Continuous training requires three complementary triggers: scheduled (guaranteed freshness), drift-based (reactive adaptation), and performance-based (quality safety net). Scheduled retraining provides a predictable baseline cadence (weekly for StreamRec, quarterly for credit scoring). Drift-based retraining responds to distribution shifts between scheduled windows, using PSI or other statistical tests to detect when the data has changed enough to warrant a new model. Performance-based retraining catches quality degradation that drift detection may miss — because the degradation affects features not monitored by PSI, or because the model is sensitive to small shifts that fall below the drift threshold. The combination of all three, with deduplication to prevent redundant retraining, balances model freshness, compute cost, and deployment risk.
Rollback is infrastructure, not an emergency procedure — the previous champion must be warm, healthy, tested, and restorable in seconds. A rollback procedure that takes minutes or requires human intervention is insufficient for high-traffic systems where every second of degraded service affects thousands of requests.

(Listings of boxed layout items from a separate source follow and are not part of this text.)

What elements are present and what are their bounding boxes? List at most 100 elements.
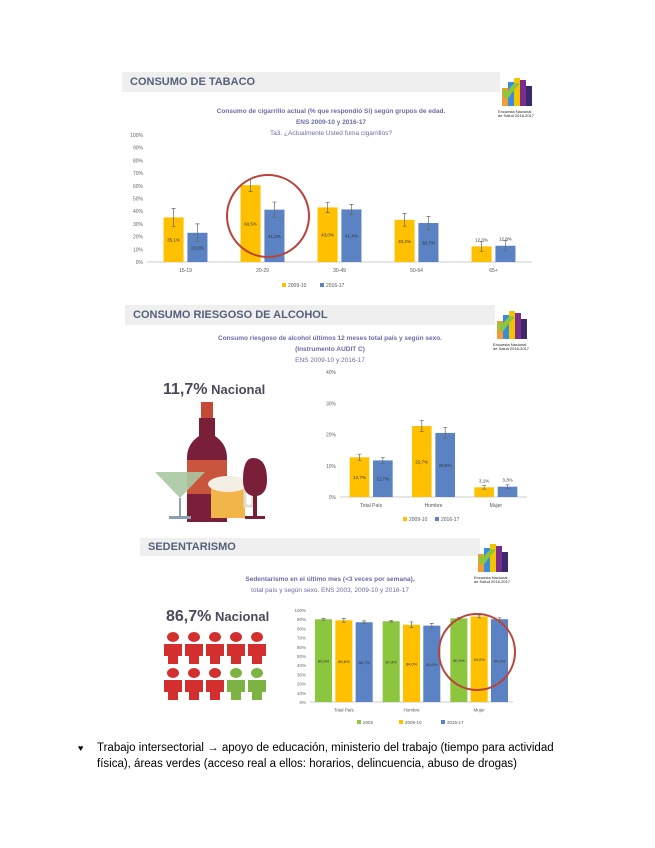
error-bar (426, 216, 431, 230)
legend-label: 2009-10 (409, 517, 428, 523)
bar (315, 619, 333, 702)
check-icon: ✔ (495, 309, 517, 339)
check-icon: ✔ (500, 76, 522, 106)
error-bar (479, 240, 484, 252)
data-label: 87,8% (386, 660, 398, 665)
y-tick-label: 50% (133, 197, 144, 203)
y-tick-label: 70% (297, 636, 306, 641)
y-tick-label: 10% (133, 247, 144, 253)
bar (373, 460, 393, 497)
alcohol-drinks-illustration (155, 402, 267, 522)
data-label: 12,3% (475, 237, 488, 242)
bar (341, 209, 362, 262)
legend-swatch (357, 720, 361, 724)
bar (355, 622, 373, 702)
legend-swatch (403, 517, 407, 521)
x-tick-label: Mujer (474, 708, 486, 713)
bar (163, 217, 184, 262)
bar (394, 219, 415, 262)
x-tick-label: Hombre (403, 708, 420, 713)
y-tick-label: 30% (297, 672, 306, 677)
x-tick-label: Hombre (425, 503, 443, 509)
legend-swatch (399, 720, 403, 724)
heart-bullet-icon: ♥ (78, 743, 84, 753)
x-tick-label: 50-64 (410, 268, 423, 274)
error-bar (321, 618, 326, 621)
person-icon (206, 668, 224, 700)
bar (435, 432, 456, 497)
y-tick-label: 40% (326, 370, 337, 376)
x-tick-label: Total País (334, 708, 355, 713)
slide-header: CONSUMO RIESGOSO DE ALCOHOL (125, 305, 495, 325)
y-tick-label: 0% (136, 260, 144, 266)
chart-subtitle: Consumo riesgoso de alcohol últimos 12 m… (218, 335, 442, 364)
data-label: 23,0% (191, 245, 204, 250)
error-bar (195, 223, 200, 243)
y-tick-label: 30% (133, 222, 144, 228)
ens-logo: ✔ Encuesta Nacional de Salud 2016-2017 (493, 307, 531, 351)
y-tick-label: 80% (297, 626, 306, 631)
x-tick-label: 30-49 (333, 268, 346, 274)
bar (349, 457, 370, 497)
error-bar (503, 240, 508, 252)
bar (474, 487, 494, 497)
y-tick-label: 20% (133, 235, 144, 241)
x-tick-label: Mujer (490, 503, 503, 509)
data-label: 83,0% (426, 662, 438, 667)
logo-text: Encuesta Nacional de Salud 2016-2017 (474, 575, 511, 584)
data-label: 88,8% (338, 659, 350, 664)
legend-label: 2009-10 (288, 283, 307, 289)
data-label: 35,1% (167, 238, 180, 243)
y-tick-label: 80% (133, 158, 144, 164)
data-label: 43,0% (321, 233, 334, 238)
bar (402, 624, 421, 702)
person-icon (227, 668, 245, 700)
highlight-circle (226, 174, 310, 258)
error-bar (171, 208, 176, 227)
bar (497, 486, 518, 497)
legend-label: 2009-10 (405, 720, 422, 725)
bar (418, 223, 439, 262)
y-tick-label: 10% (326, 464, 337, 470)
error-bar (429, 622, 434, 629)
people-icons (164, 632, 266, 700)
national-stat: 11,7% Nacional (163, 381, 266, 398)
person-icon (206, 632, 224, 664)
data-label: 11,7% (377, 477, 389, 482)
legend-label: 2003 (363, 720, 374, 725)
bullet-item: ♥ Trabajo intersectorial → apoyo de educ… (78, 742, 554, 770)
chart-subtitle: Consumo de cigarrillo actual (% que resp… (216, 108, 446, 137)
alcohol-chart: 0% 10% 20% 30% 40% Total País 12,7% 11,7% Hombre… (326, 370, 527, 523)
data-label: 84,0% (406, 661, 418, 666)
y-tick-label: 40% (297, 663, 306, 668)
error-bar (325, 201, 330, 213)
bar (382, 621, 400, 702)
tabaco-chart: 0% 10% 20% 30% 40% 50% 60% 70% 80% 90% 100% 15-19 35… (130, 133, 532, 289)
data-label: 3,3% (502, 478, 512, 483)
logo-text: Encuesta Nacional de Salud 2016-2017 (498, 109, 535, 118)
legend-label: 2016-17 (441, 517, 460, 523)
y-tick-label: 90% (133, 146, 144, 152)
error-bar (349, 203, 354, 215)
error-bar (409, 621, 414, 628)
check-icon: ✔ (476, 542, 498, 572)
legend-swatch (320, 283, 324, 287)
y-tick-label: 20% (326, 433, 337, 439)
alcohol-slide: CONSUMO RIESGOSO DE ALCOHOL ✔ Encuesta N… (125, 305, 535, 527)
ens-logo: ✔ Encuesta Nacional de Salud 2016-2017 (474, 540, 512, 584)
y-tick-label: 60% (133, 184, 144, 190)
person-icon (248, 632, 266, 664)
error-bar (380, 456, 385, 464)
person-icon (248, 668, 266, 700)
bar (335, 620, 353, 702)
error-bar (362, 620, 367, 624)
x-tick-label: 20-29 (256, 268, 269, 274)
data-label: 20,5% (439, 463, 452, 468)
bar (317, 207, 338, 262)
data-label: 86,7% (358, 660, 370, 665)
legend-label: 2016-17 (447, 720, 464, 725)
data-label: 89,9% (318, 659, 330, 664)
bar (187, 232, 208, 262)
tabaco-slide: CONSUMO DE TABACO ✔ Encuesta Nacional de… (122, 72, 540, 292)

Warm standby (the previous champion remains deployed but receives no traffic), automated trigger conditions (error rate, latency, metric thresholds), and regular rollback drills (monthly, tested end-to-end) transform rollback from a hope into a guarantee. The cost of warm standby is real (approximately 50% of serving infrastructure for the standby pods) but is insurance against the much larger cost of a prolonged production incident.
Regulated environments add human approval gates, independent validation, and documentation requirements that lengthen the deployment timeline but reduce regulatory risk. The deployment pipeline for a credit scoring model (Meridian Financial, 17-19 business days) is fundamentally different from the pipeline for a recommendation model (StreamRec, 12 days) — not because the engineering is different, but because the regulatory constraints add mandatory human review stages. Independent MRM validation, automated model change documents, fairness checks at every deployment stage, and a kill switch that any compliance officer can activate are regulatory requirements that shape the pipeline design. The key insight is that automation and regulation are complementary: automated pipelines produce better documentation faster, reduce deployment failures, and satisfy examiner expectations more consistently than manual processes.
The MLOps maturity progression from Level 0 (manual) to Level 2 (CI/CD automation) is the most impactful engineering investment for production ML teams. Level 0 to Level 1 (automating the training pipeline) saves the most engineering hours by eliminating manual notebook execution and ad hoc deployment. Level 1 to Level 2 (automating deployment with staged rollout) saves the most production incidents by replacing manual promotion decisions with statistically evaluated canary deployments and automated rollback. Level 3 (fully automated self-healing) is achievable for high-traffic, time-sensitive models but is not cost-effective for most production systems. The target for any model serving production traffic is Level 2.